Sepintas Rengganis memiringkan sedikit kepala, mencoba mengingat sesuatu.

"Tapi, Mbak Trisna udah dikamar sejak tadi siang 'kan, Bu?" tanya Rengganis melirik Bu Tejo.

Sontak hal itu mengundang perhatian Joko dan Wisnu.

"Yo iya, tapi anehnya di dalam kamar Mbak Trisna ndak ada bungkus makanan apapun, bersih," jawab Bu Tejo baru menyadari fakta tersebut.

"Mbak Trisna terakhir kulihat itu sekitar jam satu, setelah itu ndak kelihatan lagi. Kalo kita asumsikan dia di kamar sejak jam segitu dan udah makan, kira-kira gimana kondisi Mbak Trisna sekarang, Dok?" tanya Wisnu.

"Kemungkinan yang paling besar pasien akan meninggal dunia," beber dokter.

Napas Rengganis tiba-tiba berderuh, oksigen yang masuk ke dalam hidungnya seakan terbatas.

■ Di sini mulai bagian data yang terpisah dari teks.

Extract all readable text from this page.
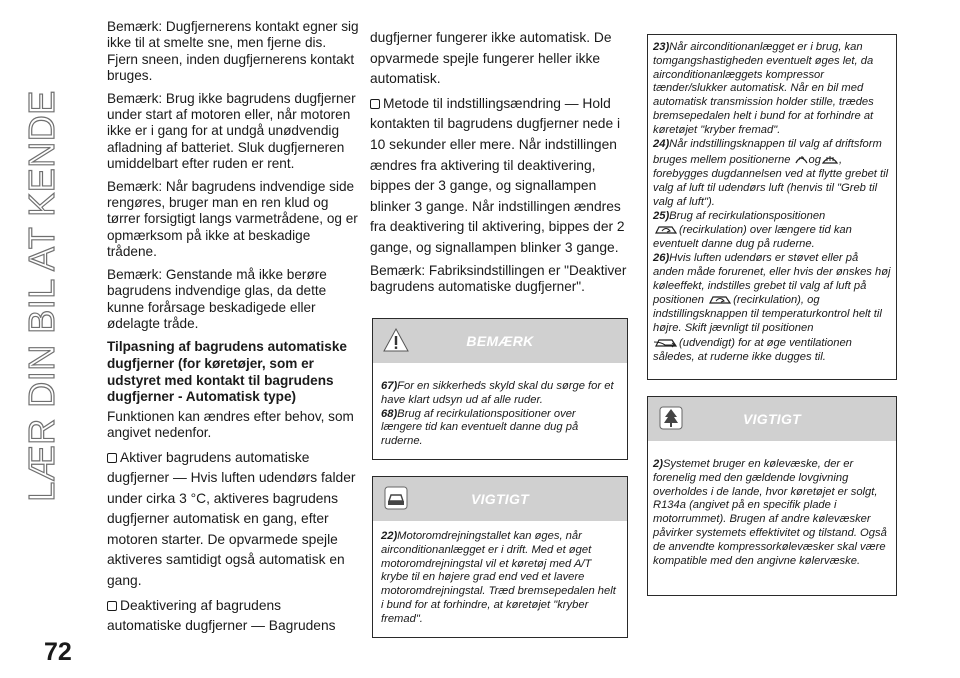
LÆR DIN BIL AT KENDE
72

Bemærk: Dugfjernerens kontakt egner sig ikke til at smelte sne, men fjerne dis. Fjern sneen, inden dugfjernerens kontakt bruges.

Bemærk: Brug ikke bagrudens dugfjerner under start af motoren eller, når motoren ikke er i gang for at undgå unødvendig afladning af batteriet. Sluk dugfjerneren umiddelbart efter ruden er rent.

Bemærk: Når bagrudens indvendige side rengøres, bruger man en ren klud og tørrer forsigtigt langs varmetrådene, og er opmærksom på ikke at beskadige trådene.

Bemærk: Genstande må ikke berøre bagrudens indvendige glas, da dette kunne forårsage beskadigede eller ødelagte tråde.

Tilpasning af bagrudens automatiske dugfjerner (for køretøjer, som er udstyret med kontakt til bagrudens dugfjerner - Automatisk type)

Funktionen kan ændres efter behov, som angivet nedenfor.

Aktiver bagrudens automatiske dugfjerner — Hvis luften udendørs falder under cirka 3 °C, aktiveres bagrudens dugfjerner automatisk en gang, efter motoren starter. De opvarmede spejle aktiveres samtidigt også automatisk en gang.

Deaktivering af bagrudens automatiske dugfjerner — Bagrudens

dugfjerner fungerer ikke automatisk. De opvarmede spejle fungerer heller ikke automatisk.

Metode til indstillingsændring — Hold kontakten til bagrudens dugfjerner nede i 10 sekunder eller mere. Når indstillingen ændres fra aktivering til deaktivering, bippes der 3 gange, og signallampen blinker 3 gange. Når indstillingen ændres fra deaktivering til aktivering, bippes der 2 gange, og signallampen blinker 3 gange.

Bemærk: Fabriksindstillingen er "Deaktiver bagrudens automatiske dugfjerner".

BEMÆRK

67)For en sikkerheds skyld skal du sørge for et have klart udsyn ud af alle ruder.

68)Brug af recirkulationspositioner over længere tid kan eventuelt danne dug på ruderne.

VIGTIGT

22)Motoromdrejningstallet kan øges, når airconditionanlægget er i drift. Med et øget motoromdrejningstal vil et køretøj med A/T krybe til en højere grad end ved et lavere motoromdrejningstal. Træd bremsepedalen helt i bund for at forhindre, at køretøjet "kryber fremad".

23)Når airconditionanlægget er i brug, kan tomgangshastigheden eventuelt øges let, da airconditionanlæggets kompressor tænder/slukker automatisk. Når en bil med automatisk transmission holder stille, trædes bremsepedalen helt i bund for at forhindre at køretøjet "kryber fremad".

24)Når indstillingsknappen til valg af driftsform bruges mellem positionerne og , forebygges dugdannelsen ved at flytte grebet til valg af luft til udendørs luft (henvis til "Greb til valg af luft").

25)Brug af recirkulationspositionen
(recirkulation) over længere tid kan eventuelt danne dug på ruderne.

26)Hvis luften udendørs er støvet eller på anden måde forurenet, eller hvis der ønskes høj køleeffekt, indstilles grebet til valg af luft på positionen	(recirkulation), og indstillingsknappen til temperaturkontrol helt til højre. Skift jævnligt til positionen
(udvendigt) for at øge ventilationen således, at ruderne ikke dugges til.

VIGTIGT

2)Systemet bruger en kølevæske, der er forenelig med den gældende lovgivning overholdes i de lande, hvor køretøjet er solgt, R134a (angivet på en specifik plade i motorrummet). Brugen af andre kølevæsker påvirker systemets effektivitet og tilstand. Også de anvendte kompressorkølevæsker skal være kompatible med den angivne kølervæske.
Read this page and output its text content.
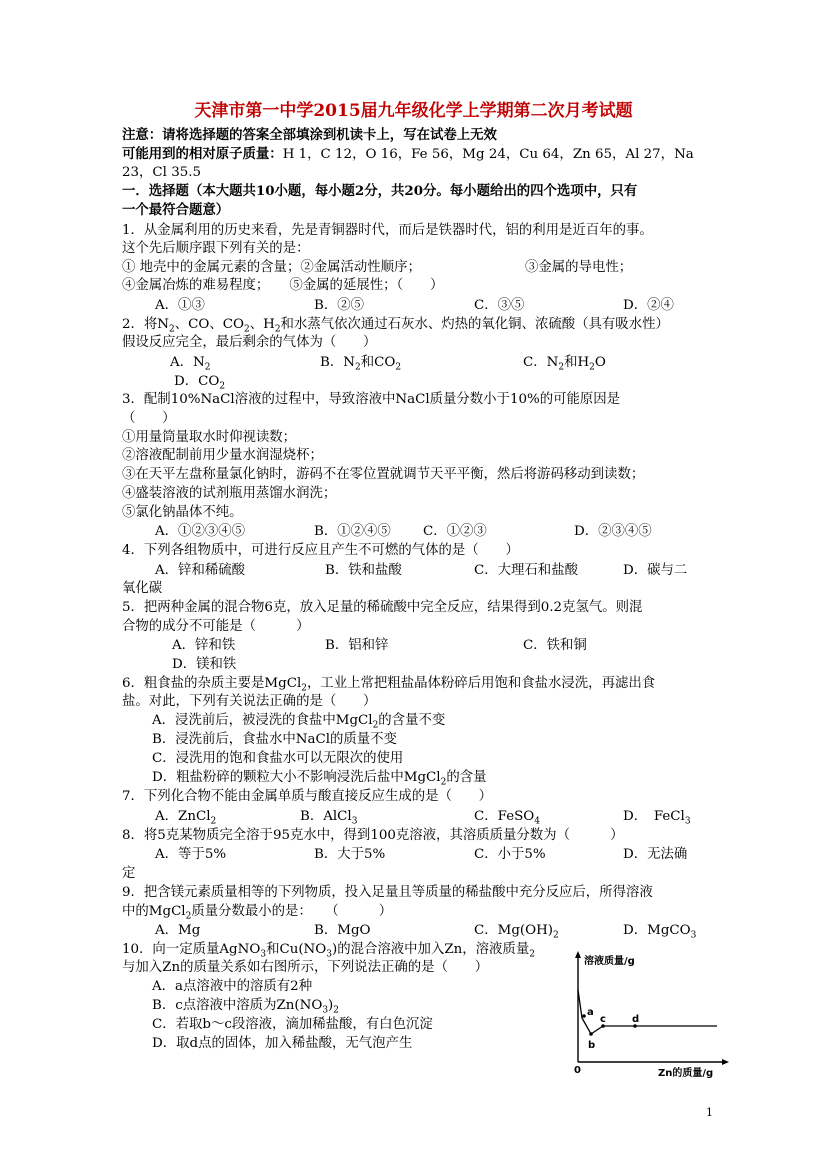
天津市第一中学2015届九年级化学上学期第二次月考试题
注意：请将选择题的答案全部填涂到机读卡上，写在试卷上无效
可能用到的相对原子质量：H 1，C 12，O 16，Fe 56，Mg 24，Cu 64，Zn 65，Al 27，Na
23，Cl 35.5
一．选择题（本大题共10小题，每小题2分，共20分。每小题给出的四个选项中，只有
一个最符合题意）
1．从金属利用的历史来看，先是青铜器时代，而后是铁器时代，铝的利用是近百年的事。
这个先后顺序跟下列有关的是：
① 地壳中的金属元素的含量；②金属活动性顺序；	③金属的导电性；
④金属冶炼的难易程度；　　⑤金属的延展性；（　　）
A．①③	B．②⑤	C．③⑤	D．②④
2．将$N_2$、CO、$CO_2$、$H_2$和水蒸气依次通过石灰水、灼热的氧化铜、浓硫酸（具有吸水性）
假设反应完全，最后剩余的气体为（　　）
A．$N_2$	B．$N_2$和$CO_2$	C．$N_2$和$H_2O$
D．$CO_2$
3．配制10%NaCl溶液的过程中，导致溶液中NaCl质量分数小于10%的可能原因是
（　　）
①用量筒量取水时仰视读数；
②溶液配制前用少量水润湿烧杯；
③在天平左盘称量氯化钠时，游码不在零位置就调节天平平衡，然后将游码移动到读数；
④盛装溶液的试剂瓶用蒸馏水润洗；
⑤氯化钠晶体不纯。
A．①②③④⑤	B．①②④⑤ C．①②③	D．②③④⑤
4．下列各组物质中，可进行反应且产生不可燃的气体的是（　　）
A．锌和稀硫酸	B．铁和盐酸	C．大理石和盐酸	D．碳与二
氧化碳
5．把两种金属的混合物6克，放入足量的稀硫酸中完全反应，结果得到0.2克氢气。则混
合物的成分不可能是（　　　）
A．锌和铁	B．铝和锌	C．铁和铜
D．镁和铁
6．粗食盐的杂质主要是MgCl$_2$，工业上常把粗盐晶体粉碎后用饱和食盐水浸洗，再滤出食
盐。对此，下列有关说法正确的是（　　）
A．浸洗前后，被浸洗的食盐中MgCl$_2$的含量不变
B．浸洗前后，食盐水中NaCl的质量不变
C．浸洗用的饱和食盐水可以无限次的使用
D．粗盐粉碎的颗粒大小不影响浸洗后盐中MgCl$_2$的含量
7．下列化合物不能由金属单质与酸直接反应生成的是（　　）
A．ZnCl$_2$	B．AlCl$_3$	C．FeSO$_4$	D．　FeCl$_3$
8．将5克某物质完全溶于95克水中，得到100克溶液，其溶质质量分数为（　　　）
A．等于5%	B．大于5%	C．小于5%	D．无法确
定
9．把含镁元素质量相等的下列物质，投入足量且等质量的稀盐酸中充分反应后，所得溶液
中的MgCl$_2$质量分数最小的是：　　（　　　）
A．Mg	B．MgO	C．$Mg(OH)_2$	D．MgCO$_3$
10．向一定质量AgNO$_3$和$Cu(NO_3)$的混合溶液中加入Zn，溶液质量$_2$
与加入Zn的质量关系如右图所示，下列说法正确的是（　　）
A．a点溶液中的溶质有2种
B．c点溶液中溶质为$Zn(NO_3)_2$
C．若取b～c段溶液，滴加稀盐酸，有白色沉淀
D．取d点的固体，加入稀盐酸，无气泡产生
溶液质量/g
Zn的质量/g
0
a
b
c	d
1
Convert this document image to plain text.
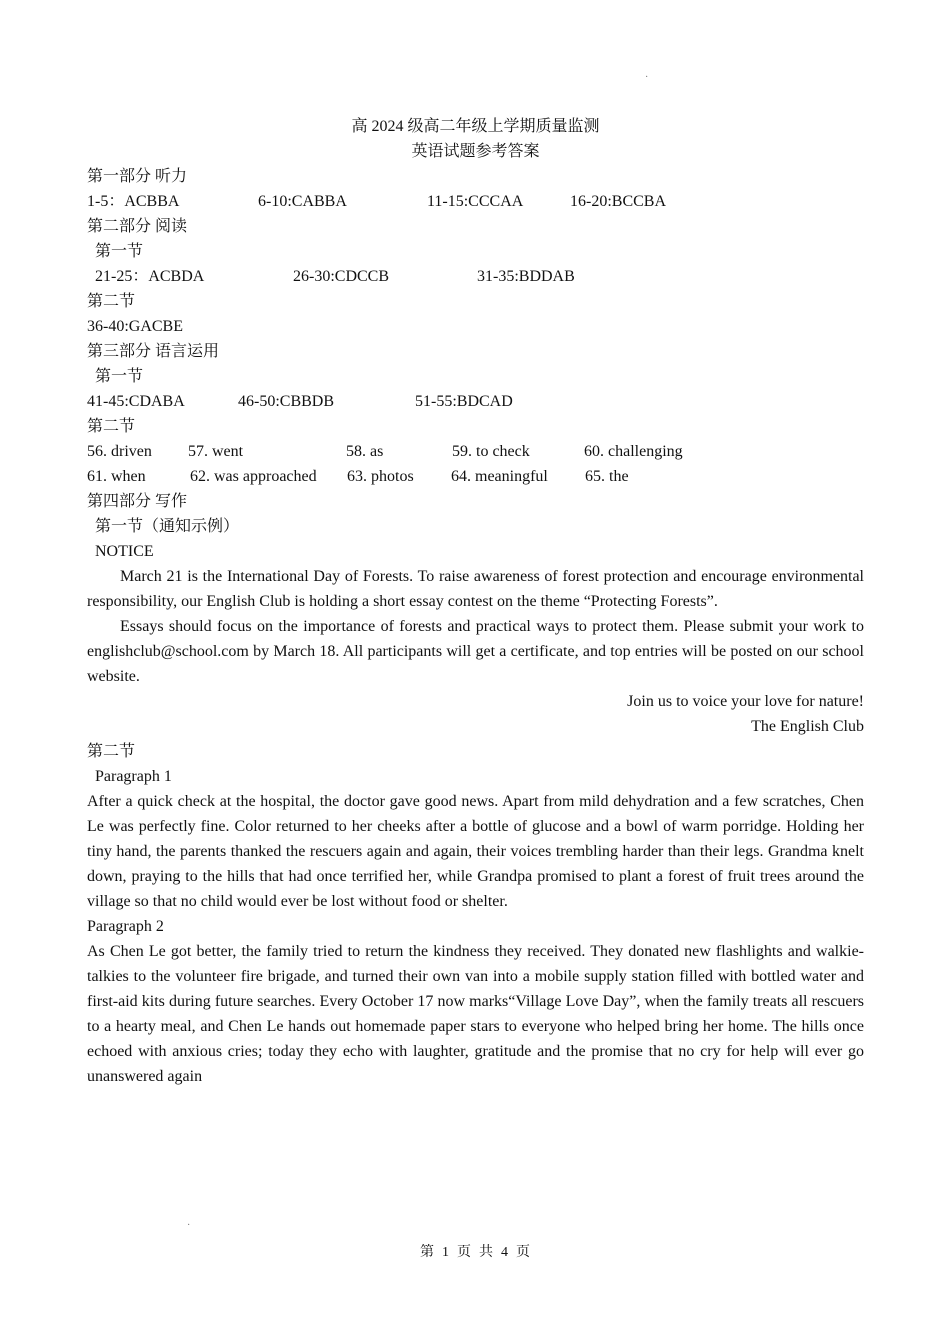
·
·
高 2024 级高二年级上学期质量监测
英语试题参考答案
第一部分 听力
1-5：ACBBA	6-10:CABBA	11-15:CCCAA	16-20:BCCBA
第二部分 阅读
第一节
21-25：ACBDA	26-30:CDCCB	31-35:BDDAB
第二节
36-40:GACBE
第三部分 语言运用
第一节
41-45:CDABA	46-50:CBBDB	51-55:BDCAD
第二节
56. driven 57. went	58. as	59. to check	60. challenging
61. when	62. was approached 63. photos 64. meaningful 65. the
第四部分 写作
第一节（通知示例）
NOTICE
March 21 is the International Day of Forests. To raise awareness of forest protection and encourage environmental responsibility, our English Club is holding a short essay contest on the theme “Protecting Forests”.
Essays should focus on the importance of forests and practical ways to protect them. Please submit your work to englishclub@school.com by March 18. All participants will get a certificate, and top entries will be posted on our school website.
Join us to voice your love for nature!
The English Club
第二节
Paragraph 1
After a quick check at the hospital, the doctor gave good news. Apart from mild dehydration and a few scratches, Chen Le was perfectly fine. Color returned to her cheeks after a bottle of glucose and a bowl of warm porridge. Holding her tiny hand, the parents thanked the rescuers again and again, their voices trembling harder than their legs. Grandma knelt down, praying to the hills that had once terrified her, while Grandpa promised to plant a forest of fruit trees around the village so that no child would ever be lost without food or shelter.
Paragraph 2
As Chen Le got better, the family tried to return the kindness they received. They donated new flashlights and walkie-talkies to the volunteer fire brigade, and turned their own van into a mobile supply station filled with bottled water and first-aid kits during future searches. Every October 17 now marks“Village Love Day”, when the family treats all rescuers to a hearty meal, and Chen Le hands out homemade paper stars to everyone who helped bring her home. The hills once echoed with anxious cries; today they echo with laughter, gratitude and the promise that no cry for help will ever go unanswered again
第 1 页 共 4 页
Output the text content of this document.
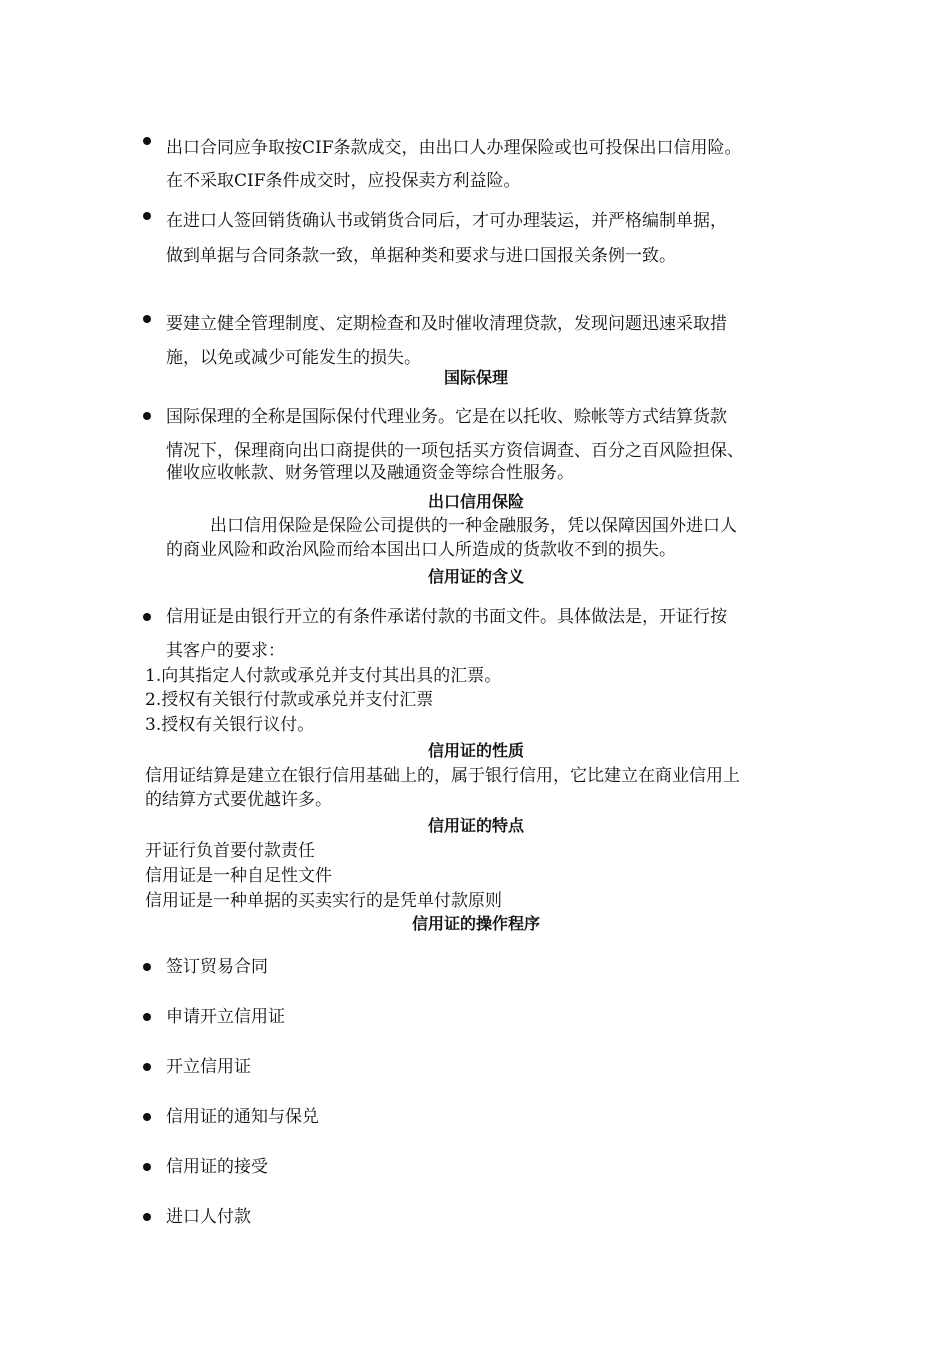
出口合同应争取按CIF条款成交，由出口人办理保险或也可投保出口信用险。
在不采取CIF条件成交时，应投保卖方利益险。
在进口人签回销货确认书或销货合同后，才可办理装运，并严格编制单据，
做到单据与合同条款一致，单据种类和要求与进口国报关条例一致。
要建立健全管理制度、定期检查和及时催收清理贷款，发现问题迅速采取措
施，以免或减少可能发生的损失。
国际保理
国际保理的全称是国际保付代理业务。它是在以托收、赊帐等方式结算货款
情况下，保理商向出口商提供的一项包括买方资信调查、百分之百风险担保、
催收应收帐款、财务管理以及融通资金等综合性服务。
出口信用保险
出口信用保险是保险公司提供的一种金融服务，凭以保障因国外进口人
的商业风险和政治风险而给本国出口人所造成的货款收不到的损失。
信用证的含义
信用证是由银行开立的有条件承诺付款的书面文件。具体做法是，开证行按
其客户的要求：
1.向其指定人付款或承兑并支付其出具的汇票。
2.授权有关银行付款或承兑并支付汇票
3.授权有关银行议付。
信用证的性质
信用证结算是建立在银行信用基础上的，属于银行信用，它比建立在商业信用上
的结算方式要优越许多。
信用证的特点
开证行负首要付款责任
信用证是一种自足性文件
信用证是一种单据的买卖实行的是凭单付款原则
信用证的操作程序
签订贸易合同
申请开立信用证
开立信用证
信用证的通知与保兑
信用证的接受
进口人付款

"Daya tayan tubuh pasien terbilang lemah, jika bakteri dibiarkan terus berada di dalam tubuh dengan waktu yang lama, maka bakteri akan masuk ke dalam darah dan menuju ke organ vital. Bisa terjadi keracunan darah yang bisa mematikan semua sistem tubuh pasien," terangnya.

"Itu artinya Mbak Trisna makan sekitar jam empat," tukas Joko. Mengingat wanita itu ditemukan pukul lima kemudian dirawat hingga pukul tujuh.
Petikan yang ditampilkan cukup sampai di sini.